What are some modifiable risk factors for hypertension?
These include factors associated with lifestyle:
- Unhealthy diet with excess sodium:
- High salt intake presents a big challenge to your kidneys to excrete the excess salt.
- The prevailing theory is that high salt intake leads to an expansion of circulating blood volume.
- This increases the stroke volume (one component of your cardiac output) thereby increasing the force the blood exerts on the arteries when the heart is contracting.
- The kidney cannot excrete the sodium quickly enough to restore the blood volume.
- Being overweight or obese:
- The mechanism of obesity induced hypertension is also complex.
- One theory suggests that inflammation associated with obesity contributes to changes in the kidney, heart and vasculature that can contribute to the development of hypertension.
- Excess alcohol consumption:
- Excessive alcohol levels have been shown to increase blood pressure.
- The higher the consumption, the higher the risk of developing hypertension.
- The exact causes of this are not fully understood but there are a number of proposed mechanisms.
- This includes enhanced sympathetic activity, stimulation of the renin-angiotensin-aldosterone system, increased vascular activity and increased cortisol levels.
- Stress:
- Too much stress can lead to excess cortisol levels.
- This induces sodium retention and blood volume expansion via mineralocorticoid activity.
- Additionally, increased cortisol levels inhibit nitric oxide induced vasodilation.
- Physical inactivity:
- Continuous physical activity improves cardiovascular health by improving blood flow (particularly through the skeletal muscle), reducing peripheral vascular resistance (partly due to vasodilation in the skeletal muscle) and reducing the resting heart rate.
- There is a higher prevalence of hypertension with people who are not physically active.
- Smoking:
- As you will have seen in the session on stimulants nicotine has multiple actions to increase blood pressure including activating the sympathetic nervous system, increasing heart rate, vasoconstriction and ultimately an increase in blood pressure.
- The chemicals in tobacco has also been shown to damage the lining of the arterial walls causing blood vessel narrowing.
- High cholesterol:
- High cholesterol levels leads to a build-up of plaque (fatty deposits) in the arterial walls, causing hardening and narrowing of the arteries.

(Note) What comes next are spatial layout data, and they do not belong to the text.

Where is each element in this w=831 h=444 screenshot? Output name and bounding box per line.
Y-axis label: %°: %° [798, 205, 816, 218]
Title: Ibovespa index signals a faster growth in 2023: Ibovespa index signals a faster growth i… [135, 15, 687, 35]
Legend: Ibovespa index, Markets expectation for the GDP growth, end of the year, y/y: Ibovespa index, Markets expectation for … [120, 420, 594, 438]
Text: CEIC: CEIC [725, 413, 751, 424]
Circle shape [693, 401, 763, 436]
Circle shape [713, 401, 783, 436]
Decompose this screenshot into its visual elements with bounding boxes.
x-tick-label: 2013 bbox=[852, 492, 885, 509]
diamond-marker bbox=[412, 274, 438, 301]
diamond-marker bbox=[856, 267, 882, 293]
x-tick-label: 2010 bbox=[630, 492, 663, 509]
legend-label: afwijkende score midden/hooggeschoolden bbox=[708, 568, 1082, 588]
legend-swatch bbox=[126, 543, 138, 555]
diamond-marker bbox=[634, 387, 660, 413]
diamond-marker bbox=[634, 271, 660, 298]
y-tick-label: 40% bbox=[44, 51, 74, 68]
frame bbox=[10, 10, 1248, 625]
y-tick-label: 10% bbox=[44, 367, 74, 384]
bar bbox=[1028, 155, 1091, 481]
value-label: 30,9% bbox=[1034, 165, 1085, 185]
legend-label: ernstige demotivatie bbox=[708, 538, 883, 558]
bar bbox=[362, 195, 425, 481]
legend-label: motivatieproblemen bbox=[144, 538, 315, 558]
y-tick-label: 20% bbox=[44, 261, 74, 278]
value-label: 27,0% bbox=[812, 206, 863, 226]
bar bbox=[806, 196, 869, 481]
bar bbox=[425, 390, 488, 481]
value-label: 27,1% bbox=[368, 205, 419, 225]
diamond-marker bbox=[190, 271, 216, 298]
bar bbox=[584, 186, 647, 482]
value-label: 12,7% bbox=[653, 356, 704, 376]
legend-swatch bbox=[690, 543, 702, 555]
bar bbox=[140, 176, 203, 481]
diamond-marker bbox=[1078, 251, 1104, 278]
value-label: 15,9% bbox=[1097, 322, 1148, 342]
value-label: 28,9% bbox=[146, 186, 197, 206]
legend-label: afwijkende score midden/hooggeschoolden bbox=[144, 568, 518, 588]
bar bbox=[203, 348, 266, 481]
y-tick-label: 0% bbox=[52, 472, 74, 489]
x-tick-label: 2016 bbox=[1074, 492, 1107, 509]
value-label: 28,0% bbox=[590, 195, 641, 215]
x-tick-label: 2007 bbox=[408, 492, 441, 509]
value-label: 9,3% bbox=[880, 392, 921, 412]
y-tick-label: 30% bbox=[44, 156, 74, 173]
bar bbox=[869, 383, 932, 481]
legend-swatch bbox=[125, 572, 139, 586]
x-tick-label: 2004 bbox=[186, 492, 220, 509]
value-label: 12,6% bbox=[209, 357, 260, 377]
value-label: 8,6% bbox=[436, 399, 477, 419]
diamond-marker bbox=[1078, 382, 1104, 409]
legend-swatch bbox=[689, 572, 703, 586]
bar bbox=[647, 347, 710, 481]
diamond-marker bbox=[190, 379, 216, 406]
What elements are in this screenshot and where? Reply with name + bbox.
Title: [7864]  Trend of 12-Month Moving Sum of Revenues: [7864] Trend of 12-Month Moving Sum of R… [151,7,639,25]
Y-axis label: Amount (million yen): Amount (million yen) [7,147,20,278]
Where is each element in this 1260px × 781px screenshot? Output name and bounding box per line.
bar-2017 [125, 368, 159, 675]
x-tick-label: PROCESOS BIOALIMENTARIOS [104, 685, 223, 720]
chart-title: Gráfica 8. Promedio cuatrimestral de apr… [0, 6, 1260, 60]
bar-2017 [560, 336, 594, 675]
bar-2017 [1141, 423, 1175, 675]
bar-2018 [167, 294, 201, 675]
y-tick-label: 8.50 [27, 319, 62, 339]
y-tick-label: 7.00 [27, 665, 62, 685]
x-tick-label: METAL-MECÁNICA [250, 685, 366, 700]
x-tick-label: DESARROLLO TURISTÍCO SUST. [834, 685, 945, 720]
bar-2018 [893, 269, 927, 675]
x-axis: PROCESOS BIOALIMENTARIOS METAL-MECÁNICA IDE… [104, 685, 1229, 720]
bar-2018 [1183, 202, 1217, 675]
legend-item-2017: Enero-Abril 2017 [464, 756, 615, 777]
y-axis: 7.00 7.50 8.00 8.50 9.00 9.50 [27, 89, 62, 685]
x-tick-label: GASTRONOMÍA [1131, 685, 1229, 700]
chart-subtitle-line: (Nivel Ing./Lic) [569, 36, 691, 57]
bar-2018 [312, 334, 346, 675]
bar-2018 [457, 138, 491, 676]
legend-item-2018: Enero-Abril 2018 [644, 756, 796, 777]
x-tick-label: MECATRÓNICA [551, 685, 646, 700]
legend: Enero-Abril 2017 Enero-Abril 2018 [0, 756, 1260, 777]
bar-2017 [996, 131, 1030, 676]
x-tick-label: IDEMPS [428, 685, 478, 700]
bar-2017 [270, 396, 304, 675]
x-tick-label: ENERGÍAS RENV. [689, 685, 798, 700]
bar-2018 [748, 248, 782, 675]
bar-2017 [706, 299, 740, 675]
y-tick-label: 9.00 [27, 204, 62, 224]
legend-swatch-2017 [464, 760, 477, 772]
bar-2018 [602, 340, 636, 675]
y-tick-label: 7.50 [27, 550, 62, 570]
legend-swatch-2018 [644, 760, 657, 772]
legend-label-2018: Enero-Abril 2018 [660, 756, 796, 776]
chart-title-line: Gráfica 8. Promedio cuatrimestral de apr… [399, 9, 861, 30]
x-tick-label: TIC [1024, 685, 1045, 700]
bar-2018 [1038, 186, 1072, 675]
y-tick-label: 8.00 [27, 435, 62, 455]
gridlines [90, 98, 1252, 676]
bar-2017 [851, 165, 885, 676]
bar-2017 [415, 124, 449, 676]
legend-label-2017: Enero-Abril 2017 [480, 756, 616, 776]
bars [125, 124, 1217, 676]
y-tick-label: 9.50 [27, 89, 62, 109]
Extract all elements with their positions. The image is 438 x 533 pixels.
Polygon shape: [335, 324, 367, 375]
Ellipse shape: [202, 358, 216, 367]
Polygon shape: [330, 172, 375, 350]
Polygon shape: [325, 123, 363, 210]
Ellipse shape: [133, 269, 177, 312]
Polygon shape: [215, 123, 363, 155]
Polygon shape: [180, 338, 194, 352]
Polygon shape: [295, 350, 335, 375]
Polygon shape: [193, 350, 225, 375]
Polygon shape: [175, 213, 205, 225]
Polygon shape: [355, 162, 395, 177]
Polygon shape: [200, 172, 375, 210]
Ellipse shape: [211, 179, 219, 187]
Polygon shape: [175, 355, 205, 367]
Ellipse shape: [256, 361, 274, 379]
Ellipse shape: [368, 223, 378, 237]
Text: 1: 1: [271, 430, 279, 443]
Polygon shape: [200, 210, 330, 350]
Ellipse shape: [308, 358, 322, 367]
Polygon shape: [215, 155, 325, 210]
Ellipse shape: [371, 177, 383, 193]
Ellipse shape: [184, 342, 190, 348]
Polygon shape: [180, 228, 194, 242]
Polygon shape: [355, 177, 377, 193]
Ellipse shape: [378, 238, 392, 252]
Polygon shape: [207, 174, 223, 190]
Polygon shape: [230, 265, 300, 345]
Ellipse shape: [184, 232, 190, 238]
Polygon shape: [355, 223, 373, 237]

- This narrowing will increase peripheral resistance in addition to contributing to the risk of stroke.
What is secondary hypertension caused by?
- Secondary hypertension is often caused by conditions such as chronic kidney disease or diabetes.
- Secondary hypertension can occur in any individual with a condition that affects the kidneys, heart, arteries or endocrine system.
- The underlying condition must be treated in this case.
How is treatment for hypertension chosen?
- When an individual is diagnosed with hypertension, the choice of antihypertensive treatment greatly depends on whether the individual has diabetes, their age, whether they are of black African or African Caribbean family origin and whether they have already had any previous treatment for hypertension.